Removing American troops and air support from Afghanistan before non-combatants, was a grave operational error that enabled the collapse of the Afghan Army, accelerated the Taliban advance, and created the panic and chaos now evident in Kabul.
The failure to destroy arms, equipment and facilities was another fail, indeed a gift to the Taliban and the global jihad.
As the 20th anniversary of 9/11 approaches, Afghanistan is likely, again, to become a haven for jihadists in South Asia.
No principal at the National Security Council, Department of State, or Pentagon will be fired or relieved. The 9/11 precedent abides: flag officers who enabled that fail were decorated, celebrated, and promoted.
The small wars fiction, the so-called “war on terror,” will abide; emphasizing the tactical sectarian ghettos of Islam; the Taliban, Hezb’allah, Hamas, al Qaeda, and ISIS instead of the strategic global threat: state-sponsored imperial Islam.
Sunni Arabs and Shite Persians will continue to finance and enable Islamist politics and the global jihad with impunity.
Drug money from urban America will continue to be a primary source of revenue for jihadists in Afghanistan and elsewhere. The irony of American addicts financing America’s Islamic enemies will continue to be lost on the State Department and the Pentagon.
Islamofascism will continue to be rationalized by America as unrepresentative of the larger Muslim demographic.
The United States and Europe will absorb unvetted Muslim refugees fleeing Afghanistan.

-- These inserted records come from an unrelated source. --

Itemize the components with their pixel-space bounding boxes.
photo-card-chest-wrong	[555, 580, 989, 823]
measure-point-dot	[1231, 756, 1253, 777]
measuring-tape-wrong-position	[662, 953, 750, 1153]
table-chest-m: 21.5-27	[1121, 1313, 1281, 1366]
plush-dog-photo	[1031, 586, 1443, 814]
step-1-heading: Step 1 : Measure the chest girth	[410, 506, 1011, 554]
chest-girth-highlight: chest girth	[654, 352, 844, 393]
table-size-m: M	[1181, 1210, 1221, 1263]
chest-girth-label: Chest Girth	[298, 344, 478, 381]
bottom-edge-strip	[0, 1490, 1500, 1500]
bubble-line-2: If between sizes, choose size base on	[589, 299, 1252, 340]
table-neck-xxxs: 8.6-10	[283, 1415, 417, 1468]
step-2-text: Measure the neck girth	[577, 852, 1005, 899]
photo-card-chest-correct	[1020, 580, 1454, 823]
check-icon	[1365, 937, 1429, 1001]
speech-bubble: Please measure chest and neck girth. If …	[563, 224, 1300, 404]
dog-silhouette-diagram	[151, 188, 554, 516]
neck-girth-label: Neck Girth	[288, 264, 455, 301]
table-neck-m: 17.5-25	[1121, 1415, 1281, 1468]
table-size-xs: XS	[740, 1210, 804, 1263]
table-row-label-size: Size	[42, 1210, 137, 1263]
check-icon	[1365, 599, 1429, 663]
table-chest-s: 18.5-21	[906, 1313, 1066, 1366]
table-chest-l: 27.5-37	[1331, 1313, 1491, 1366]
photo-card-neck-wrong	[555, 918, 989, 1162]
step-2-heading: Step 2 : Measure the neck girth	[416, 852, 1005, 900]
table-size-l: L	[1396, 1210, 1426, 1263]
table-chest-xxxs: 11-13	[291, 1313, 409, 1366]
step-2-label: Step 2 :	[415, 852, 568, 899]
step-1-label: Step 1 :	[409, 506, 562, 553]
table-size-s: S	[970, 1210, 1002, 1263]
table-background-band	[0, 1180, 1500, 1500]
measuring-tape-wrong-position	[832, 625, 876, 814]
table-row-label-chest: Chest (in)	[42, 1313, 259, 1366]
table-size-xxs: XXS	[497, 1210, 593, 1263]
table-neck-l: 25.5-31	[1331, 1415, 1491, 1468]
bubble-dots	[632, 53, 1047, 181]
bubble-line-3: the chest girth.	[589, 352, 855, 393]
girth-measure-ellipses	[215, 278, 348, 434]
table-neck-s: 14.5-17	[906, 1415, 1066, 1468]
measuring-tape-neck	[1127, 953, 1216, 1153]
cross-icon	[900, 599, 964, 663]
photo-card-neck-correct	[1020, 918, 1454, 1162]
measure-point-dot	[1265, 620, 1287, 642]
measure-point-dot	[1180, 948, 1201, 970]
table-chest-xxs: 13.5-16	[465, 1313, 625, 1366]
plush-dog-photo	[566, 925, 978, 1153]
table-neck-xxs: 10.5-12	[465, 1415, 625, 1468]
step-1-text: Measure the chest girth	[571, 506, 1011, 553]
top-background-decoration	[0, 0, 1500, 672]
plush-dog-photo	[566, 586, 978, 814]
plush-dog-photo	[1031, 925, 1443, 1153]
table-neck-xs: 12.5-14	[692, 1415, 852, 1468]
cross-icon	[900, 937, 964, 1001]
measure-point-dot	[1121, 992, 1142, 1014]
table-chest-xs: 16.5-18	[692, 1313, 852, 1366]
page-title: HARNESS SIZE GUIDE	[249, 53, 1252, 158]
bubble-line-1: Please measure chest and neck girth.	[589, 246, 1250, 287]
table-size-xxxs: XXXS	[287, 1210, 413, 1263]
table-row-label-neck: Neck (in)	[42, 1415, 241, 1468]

The Pentagon and the Intelligence Community will continue to cower behind fictions that confuse tactical trees with strategic forests.
The next likely target for the Taliban may be Pakistan, another potential strategic coup that would create yet another “Islamic emirate” with a nuclear weapons capability.
At this point, America is clearly losing the global war with Islamic religious fascism.
Things will get a lot worse before they get better.
The author writes about the politics of national security.